Jeune Afrique, 2 de Febrero- Tiré d’un âpre roman de l’écrivain J. M. Coetzee, le film "Disgrâce" qui sort mercredi dans les salles obscures dépeint une Afrique du sud au destin compromis par un lourd héritage de violence entre Noirs et Blancs, mais aussi hommes et femmes.
Acteur australien et réalisateur en 2002 d’un premier long métrage, "La Spagnola", qui relatait les tribulations d’une famille espagnole modeste émigrée en Australie, Steve Jacobs adapte ici fidèlement le beau roman éponyme du Sud-africain John Maxwell Coetzee, prix Nobel de littérature 2003.
Le héros du film est David Lurie (John Malkovich) un professeur de littérature à l’université du Cap, divorcé de longue date, par ailleurs un Don Juan attiré par les très jeunes filles.
Lorsque sa liaison avec Melanie (la débutante sud-africaine Antoinette Engel), une ravissante étudiante de son cours de poésie romantique, déclenche le scandale, il décide de partir s’installer chez sa fille Lucy (Jessica Haines).
Alors que David commence à s’habituer à la vie rude que celle-ci mène dans une ferme isolée, des hommes font irruption, pillent la maison et violent Lucy. Choqué, David ouvre les yeux sur le monde qui l’entoure.
Il prend conscience des relations minées entre les Noirs, longtemps victimes de l’apartheid, et les Blancs, à peine tolérés sur les terres qu’ils possédaient autrefois, mais aussi de sa propre conduite prédatrice envers les femmes.
Attentif à l’esprit d’un roman complexe, Steve Jacobs filme la beauté d’une terre difficile d’accès mais riche et âprement disputée, menant de front les deux thèmes du livre : le drame intime et le destin tragique d’un pays.

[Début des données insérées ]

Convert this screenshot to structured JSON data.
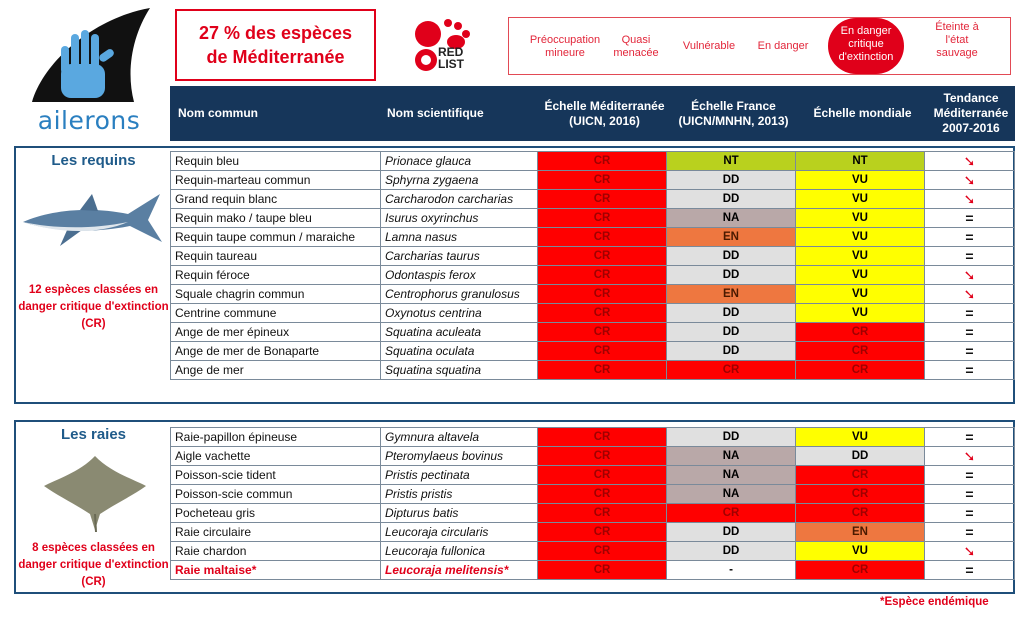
{
  "brand": {
    "logo_text": "ailerons"
  },
  "headline": {
    "line1": "27 % des espèces",
    "line2": "de Méditerranée"
  },
  "redlist": {
    "line1": "RED",
    "line2": "LIST"
  },
  "legend": {
    "items": [
      "Préoccupation mineure",
      "Quasi menacée",
      "Vulnérable",
      "En danger",
      "En danger critique d'extinction",
      "Éteinte à l'état sauvage"
    ],
    "highlight_color": "#e0001a"
  },
  "columns": {
    "common": "Nom commun",
    "scientific": "Nom scientifique",
    "med": "Échelle Méditerranée (UICN, 2016)",
    "france": "Échelle France (UICN/MNHN, 2013)",
    "world": "Échelle mondiale",
    "trend": "Tendance Méditerranée 2007-2016"
  },
  "colors": {
    "CR": "#ff0000",
    "EN": "#ee7740",
    "VU": "#ffff00",
    "NT": "#b9d11e",
    "DD": "#e0e0e0",
    "NA": "#b9a8a8",
    "header": "#16365a"
  },
  "groups": [
    {
      "title": "Les requins",
      "note": "12 espèces classées en danger critique d'extinction (CR)",
      "rows": [
        {
          "common": "Requin bleu",
          "scientific": "Prionace glauca",
          "med": "CR",
          "france": "NT",
          "world": "NT",
          "trend": "down"
        },
        {
          "common": "Requin-marteau commun",
          "scientific": "Sphyrna zygaena",
          "med": "CR",
          "france": "DD",
          "world": "VU",
          "trend": "down"
        },
        {
          "common": "Grand requin blanc",
          "scientific": "Carcharodon carcharias",
          "med": "CR",
          "france": "DD",
          "world": "VU",
          "trend": "down"
        },
        {
          "common": "Requin mako / taupe bleu",
          "scientific": "Isurus oxyrinchus",
          "med": "CR",
          "france": "NA",
          "world": "VU",
          "trend": "="
        },
        {
          "common": "Requin taupe commun / maraiche",
          "scientific": "Lamna nasus",
          "med": "CR",
          "france": "EN",
          "world": "VU",
          "trend": "="
        },
        {
          "common": "Requin taureau",
          "scientific": "Carcharias taurus",
          "med": "CR",
          "france": "DD",
          "world": "VU",
          "trend": "="
        },
        {
          "common": "Requin féroce",
          "scientific": "Odontaspis ferox",
          "med": "CR",
          "france": "DD",
          "world": "VU",
          "trend": "down"
        },
        {
          "common": "Squale chagrin commun",
          "scientific": "Centrophorus granulosus",
          "med": "CR",
          "france": "EN",
          "world": "VU",
          "trend": "down"
        },
        {
          "common": "Centrine commune",
          "scientific": "Oxynotus centrina",
          "med": "CR",
          "france": "DD",
          "world": "VU",
          "trend": "="
        },
        {
          "common": "Ange de mer épineux",
          "scientific": "Squatina aculeata",
          "med": "CR",
          "france": "DD",
          "world": "CR",
          "trend": "="
        },
        {
          "common": "Ange de mer de Bonaparte",
          "scientific": "Squatina oculata",
          "med": "CR",
          "france": "DD",
          "world": "CR",
          "trend": "="
        },
        {
          "common": "Ange de mer",
          "scientific": "Squatina squatina",
          "med": "CR",
          "france": "CR",
          "world": "CR",
          "trend": "="
        }
      ]
    },
    {
      "title": "Les raies",
      "note": "8 espèces classées en danger critique d'extinction (CR)",
      "rows": [
        {
          "common": "Raie-papillon épineuse",
          "scientific": "Gymnura altavela",
          "med": "CR",
          "france": "DD",
          "world": "VU",
          "trend": "="
        },
        {
          "common": "Aigle vachette",
          "scientific": "Pteromylaeus bovinus",
          "med": "CR",
          "france": "NA",
          "world": "DD",
          "trend": "down"
        },
        {
          "common": "Poisson-scie tident",
          "scientific": "Pristis pectinata",
          "med": "CR",
          "france": "NA",
          "world": "CR",
          "trend": "="
        },
        {
          "common": "Poisson-scie commun",
          "scientific": "Pristis pristis",
          "med": "CR",
          "france": "NA",
          "world": "CR",
          "trend": "="
        },
        {
          "common": "Pocheteau gris",
          "scientific": "Dipturus batis",
          "med": "CR",
          "france": "CR",
          "world": "CR",
          "trend": "="
        },
        {
          "common": "Raie circulaire",
          "scientific": "Leucoraja circularis",
          "med": "CR",
          "france": "DD",
          "world": "EN",
          "trend": "="
        },
        {
          "common": "Raie chardon",
          "scientific": "Leucoraja fullonica",
          "med": "CR",
          "france": "DD",
          "world": "VU",
          "trend": "down"
        },
        {
          "common": "Raie maltaise*",
          "scientific": "Leucoraja melitensis*",
          "med": "CR",
          "france": "-",
          "world": "CR",
          "trend": "=",
          "endemic": true
        }
      ]
    }
  ],
  "footnote": "*Espèce endémique"
}
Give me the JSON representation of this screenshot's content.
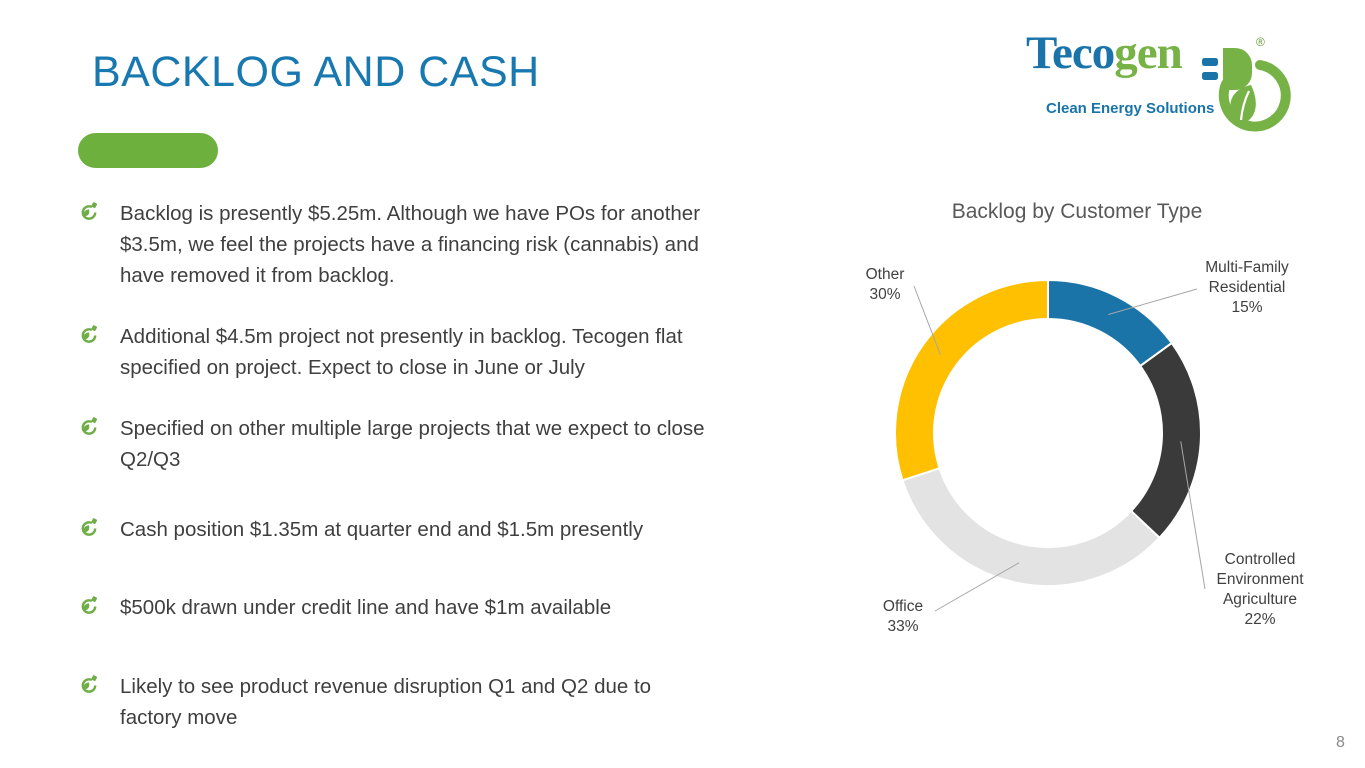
{
  "slide": {
    "title": "BACKLOG AND CASH",
    "page_number": "8"
  },
  "logo": {
    "wordmark_part1": "Teco",
    "wordmark_part2": "gen",
    "tagline": "Clean Energy Solutions"
  },
  "bullets": [
    {
      "lines": [
        "Backlog is presently $5.25m. Although we have POs for another",
        "$3.5m, we feel the projects have a financing risk (cannabis) and",
        "have removed it from backlog."
      ]
    },
    {
      "lines": [
        "Additional $4.5m project not presently in backlog. Tecogen flat",
        "specified on project. Expect to close in June or July",
        ""
      ]
    },
    {
      "lines": [
        "Specified on other multiple large projects that we expect to close",
        "Q2/Q3",
        ""
      ]
    },
    {
      "lines": [
        "Cash position $1.35m at quarter end and $1.5m presently",
        "",
        ""
      ]
    },
    {
      "lines": [
        "$500k drawn under credit line and have $1m available",
        "",
        ""
      ]
    },
    {
      "lines": [
        "Likely to see product revenue disruption Q1 and Q2 due to",
        "factory move",
        ""
      ]
    }
  ],
  "chart_data": {
    "type": "pie",
    "subtype": "donut",
    "title": "Backlog by Customer Type",
    "start_angle": 0,
    "direction": "clockwise",
    "hole_ratio": 0.75,
    "label_color": "#404040",
    "leader_line_color": "#a6a6a6",
    "segments": [
      {
        "label": "Multi-Family Residential",
        "label_lines": [
          "Multi-Family",
          "Residential"
        ],
        "value": 15,
        "color": "#1b74a8"
      },
      {
        "label": "Controlled Environment Agriculture",
        "label_lines": [
          "Controlled",
          "Environment",
          "Agriculture"
        ],
        "value": 22,
        "color": "#3a3a3a"
      },
      {
        "label": "Office",
        "label_lines": [
          "Office"
        ],
        "value": 33,
        "color": "#e3e3e3"
      },
      {
        "label": "Other",
        "label_lines": [
          "Other"
        ],
        "value": 30,
        "color": "#fec001"
      }
    ]
  }
}
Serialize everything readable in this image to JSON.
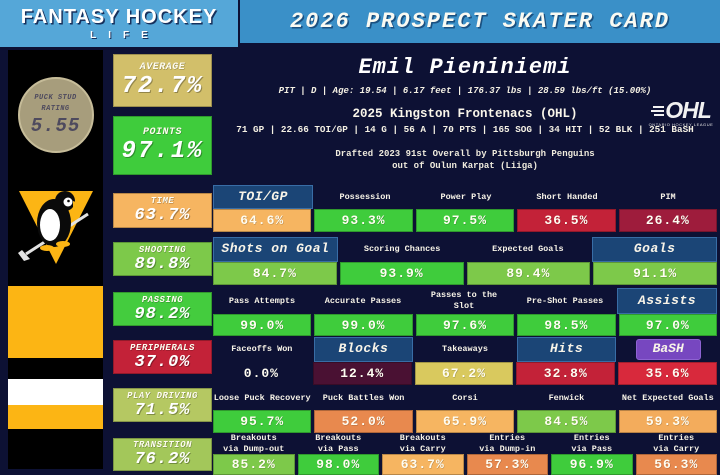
{
  "header": {
    "logo_line1": "FANTASY HOCKEY",
    "logo_line2": "LIFE",
    "title": "2026 PROSPECT SKATER CARD"
  },
  "puck_stud": {
    "label": "PUCK STUD RATING",
    "value": "5.55"
  },
  "player": {
    "name": "Emil Pieniniemi",
    "bio": "PIT | D | Age: 19.54 | 6.17 feet | 176.37 lbs | 28.59 lbs/ft  (15.00%)",
    "team": "2025 Kingston Frontenacs (OHL)",
    "season_stats": "71 GP | 22.66 TOI/GP | 14 G | 56 A | 70 PTS | 165 SOG | 34 HIT | 52 BLK | 251 BaSH",
    "drafted_line1": "Drafted 2023 91st Overall by Pittsburgh Penguins",
    "drafted_line2": "out of Oulun Karpat (Liiga)"
  },
  "league_logo": {
    "text": "OHL",
    "subtext": "ONTARIO HOCKEY LEAGUE"
  },
  "colors": {
    "navy": "#0D1134",
    "logo-blue": "#55A7D8",
    "banner-blue": "#3A90C8",
    "hl-blue": "#1B4576",
    "purple": "#7747C0",
    "gold": "#FCB514"
  },
  "chart_data": {
    "type": "table",
    "title": "2026 Prospect Skater Card - Emil Pieniniemi (percentile ratings)",
    "category_ratings": [
      {
        "label": "AVERAGE",
        "value": "72.7%",
        "color": "#D2BF6A",
        "large": true
      },
      {
        "label": "POINTS",
        "value": "97.1%",
        "color": "#3FCC3C",
        "large": true
      },
      {
        "label": "TIME",
        "value": "63.7%",
        "color": "#F6B561"
      },
      {
        "label": "SHOOTING",
        "value": "89.8%",
        "color": "#7DC94A"
      },
      {
        "label": "PASSING",
        "value": "98.2%",
        "color": "#44CC3E"
      },
      {
        "label": "PERIPHERALS",
        "value": "37.0%",
        "color": "#C32238"
      },
      {
        "label": "PLAY DRIVING",
        "value": "71.5%",
        "color": "#B5C862"
      },
      {
        "label": "TRANSITION",
        "value": "76.2%",
        "color": "#A3C75A"
      }
    ],
    "rows": [
      {
        "category": "TIME",
        "cells": [
          {
            "label": "TOI/GP",
            "header_style": "highlight",
            "value": "64.6%",
            "color": "#F6B561"
          },
          {
            "label": "Possession",
            "header_style": "plain",
            "value": "93.3%",
            "color": "#3FCC3C"
          },
          {
            "label": "Power Play",
            "header_style": "plain",
            "value": "97.5%",
            "color": "#3FCC3C"
          },
          {
            "label": "Short Handed",
            "header_style": "plain",
            "value": "36.5%",
            "color": "#C32238"
          },
          {
            "label": "PIM",
            "header_style": "plain",
            "value": "26.4%",
            "color": "#9E1C3C"
          }
        ]
      },
      {
        "category": "SHOOTING",
        "cells": [
          {
            "label": "Shots on Goal",
            "header_style": "highlight",
            "value": "84.7%",
            "color": "#7DC94A"
          },
          {
            "label": "Scoring Chances",
            "header_style": "plain",
            "value": "93.9%",
            "color": "#3FCC3C"
          },
          {
            "label": "Expected Goals",
            "header_style": "plain",
            "value": "89.4%",
            "color": "#7DC94A"
          },
          {
            "label": "Goals",
            "header_style": "highlight",
            "value": "91.1%",
            "color": "#7DC94A"
          }
        ]
      },
      {
        "category": "PASSING",
        "cells": [
          {
            "label": "Pass Attempts",
            "header_style": "plain",
            "value": "99.0%",
            "color": "#3FCC3C"
          },
          {
            "label": "Accurate Passes",
            "header_style": "plain",
            "value": "99.0%",
            "color": "#3FCC3C"
          },
          {
            "label": "Passes to the\nSlot",
            "header_style": "plain",
            "value": "97.6%",
            "color": "#3FCC3C"
          },
          {
            "label": "Pre-Shot Passes",
            "header_style": "plain",
            "value": "98.5%",
            "color": "#3FCC3C"
          },
          {
            "label": "Assists",
            "header_style": "highlight",
            "value": "97.0%",
            "color": "#3FCC3C"
          }
        ]
      },
      {
        "category": "PERIPHERALS",
        "cells": [
          {
            "label": "Faceoffs Won",
            "header_style": "plain",
            "value": "0.0%",
            "color": "none"
          },
          {
            "label": "Blocks",
            "header_style": "highlight",
            "value": "12.4%",
            "color": "#4A1133"
          },
          {
            "label": "Takeaways",
            "header_style": "plain",
            "value": "67.2%",
            "color": "#D9C95E"
          },
          {
            "label": "Hits",
            "header_style": "highlight",
            "value": "32.8%",
            "color": "#C32238"
          },
          {
            "label": "BaSH",
            "header_style": "purple",
            "value": "35.6%",
            "color": "#D8293C"
          }
        ]
      },
      {
        "category": "PLAY DRIVING",
        "cells": [
          {
            "label": "Loose Puck Recovery",
            "header_style": "plain",
            "value": "95.7%",
            "color": "#3FCC3C"
          },
          {
            "label": "Puck Battles Won",
            "header_style": "plain",
            "value": "52.0%",
            "color": "#E8894E"
          },
          {
            "label": "Corsi",
            "header_style": "plain",
            "value": "65.9%",
            "color": "#F6B561"
          },
          {
            "label": "Fenwick",
            "header_style": "plain",
            "value": "84.5%",
            "color": "#7DC94A"
          },
          {
            "label": "Net Expected Goals",
            "header_style": "plain",
            "value": "59.3%",
            "color": "#F3AC5C"
          }
        ]
      },
      {
        "category": "TRANSITION",
        "cells": [
          {
            "label": "Breakouts\nvia Dump-out",
            "header_style": "plain",
            "value": "85.2%",
            "color": "#7DC94A"
          },
          {
            "label": "Breakouts\nvia Pass",
            "header_style": "plain",
            "value": "98.0%",
            "color": "#3FCC3C"
          },
          {
            "label": "Breakouts\nvia Carry",
            "header_style": "plain",
            "value": "63.7%",
            "color": "#F6B561"
          },
          {
            "label": "Entries\nvia Dump-in",
            "header_style": "plain",
            "value": "57.3%",
            "color": "#E8894E"
          },
          {
            "label": "Entries\nvia Pass",
            "header_style": "plain",
            "value": "96.9%",
            "color": "#3FCC3C"
          },
          {
            "label": "Entries\nvia Carry",
            "header_style": "plain",
            "value": "56.3%",
            "color": "#E8894E"
          }
        ]
      }
    ]
  }
}
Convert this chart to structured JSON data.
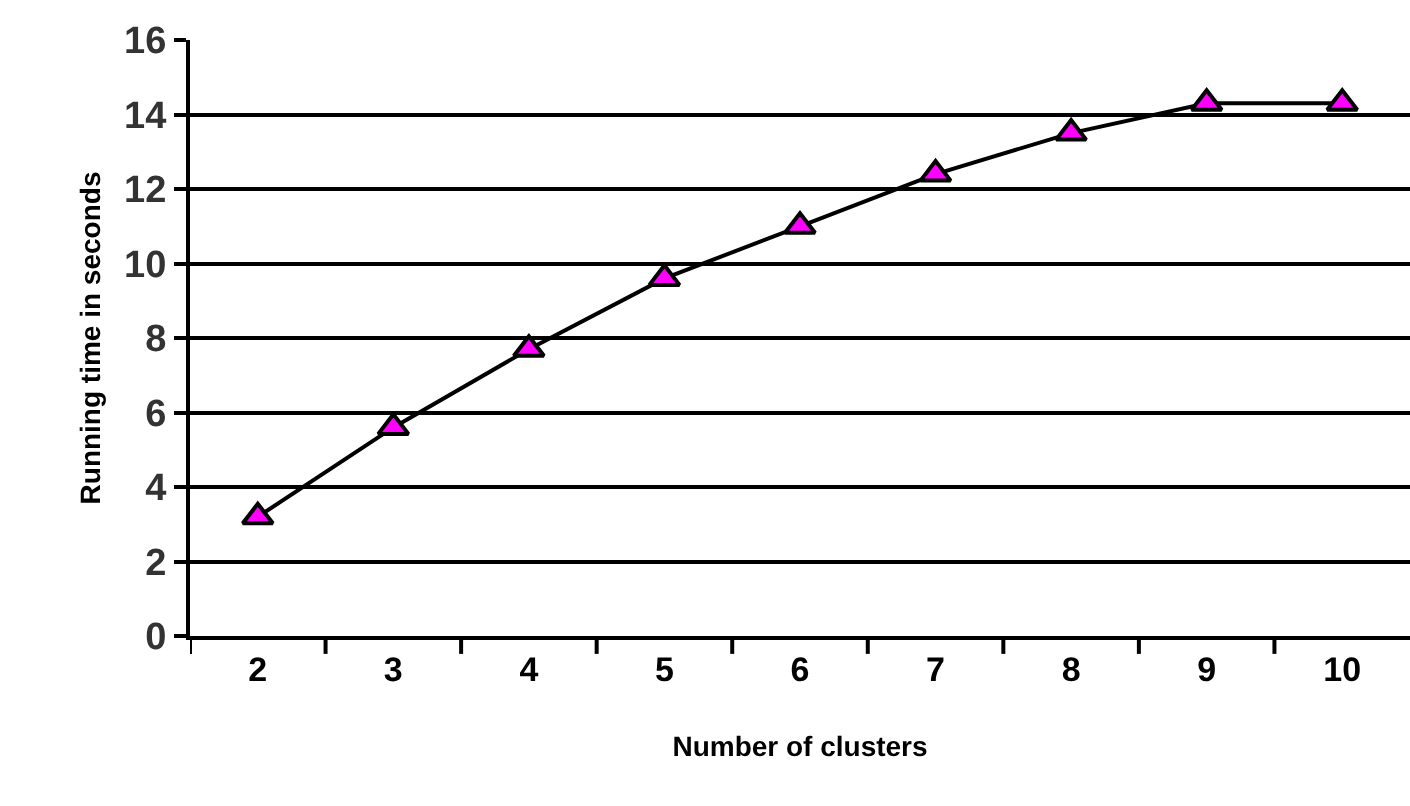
{
  "chart_data": {
    "type": "line",
    "xlabel": "Number of clusters",
    "ylabel": "Running time in seconds",
    "categories": [
      "2",
      "3",
      "4",
      "5",
      "6",
      "7",
      "8",
      "9",
      "10"
    ],
    "series": [
      {
        "color": "#ff00ff",
        "values": [
          3.2,
          5.6,
          7.7,
          9.6,
          11.0,
          12.4,
          13.5,
          14.3,
          14.3
        ]
      }
    ],
    "ylim": [
      0,
      16
    ],
    "yticks": [
      0,
      2,
      4,
      6,
      8,
      10,
      12,
      14,
      16
    ],
    "grid": "y",
    "legend": false,
    "marker": "triangle",
    "line_style": "solid"
  }
}
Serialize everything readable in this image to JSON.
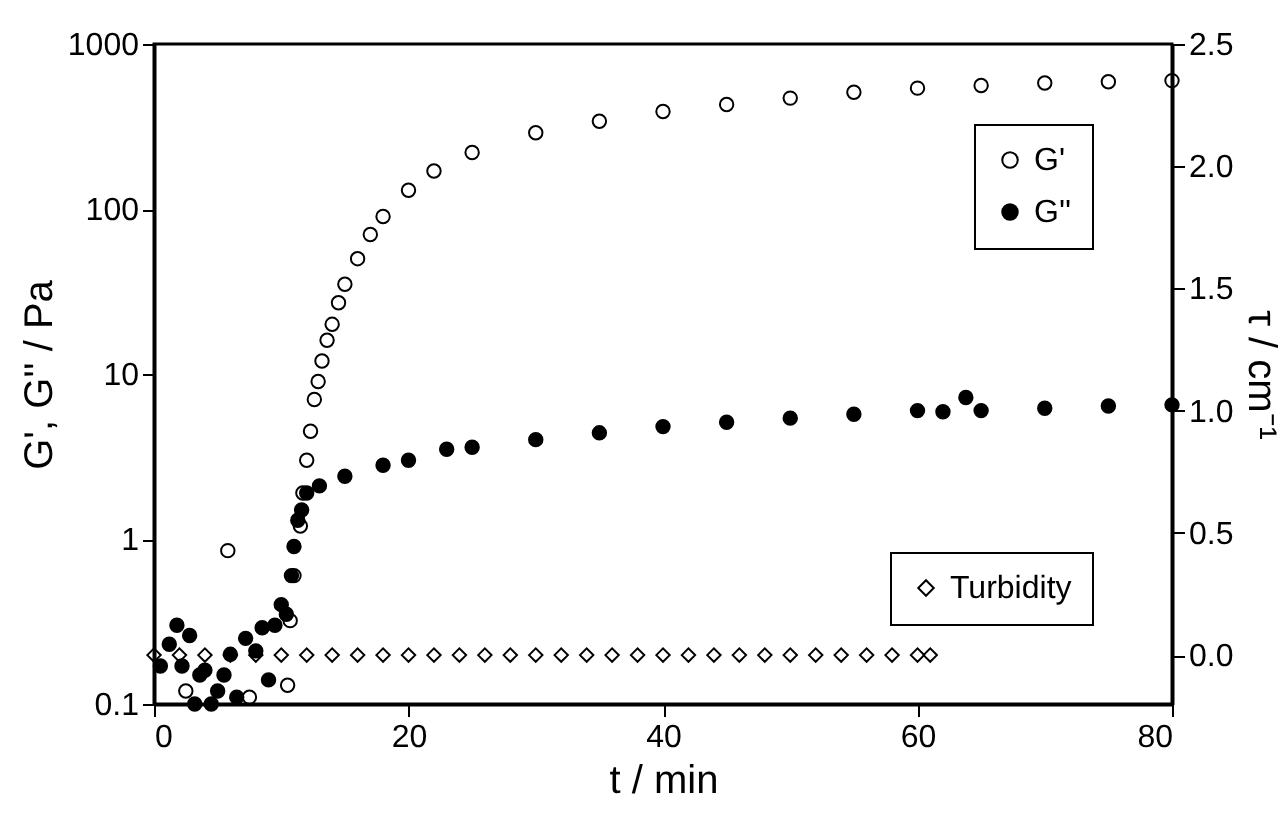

Il souligne la sourde colère des fermiers bénéficiaires de l’abolition de la ségrégation raciale mais toujours aussi pauvres, et les humiliations insidieuses subies par les anciens propriétaires, qui vivent mal leur déclassement social.
L’héroïne Lucy est sous l’emprise d’un sentiment de culpabilité, tentant de racheter les décennies d’oppression exercée par les Blancs par une vie modeste, ravalant son orgueil pour trouver sa place dans un pays nouveau.
Mais dans "Disgrâce", la violence larvée éclate comme la foudre, avant de planer à nouveau, personnifiée par un homme indéchiffrable, Petrus (le Français Eriq Ebouaney), le régisseur qui a pour ambition de racheter les terres de Lucy.
Et si la réconciliation est possible, l’avenir semble lourd de menaces.
"J’ai préféré laisser au spectateur le soin de forger son propre point de vue et, du coup, la caméra se tient à distance des personnages", explique Steve Jacobs dans les notes de production, expliquant ne "pas avoir voulu adopter un style moderne où la caméra est constamment en mouvement".
Et de fait, "Disgrâce" incite à la réflexion, en particulier sur la sexualité. Toutefois, la portée symbolique des situations — et notamment le viol comme métaphore d’une situation politique — que l’écriture évoquait avec subtilité, se révèle par moments un peu trop schématique à l’écran.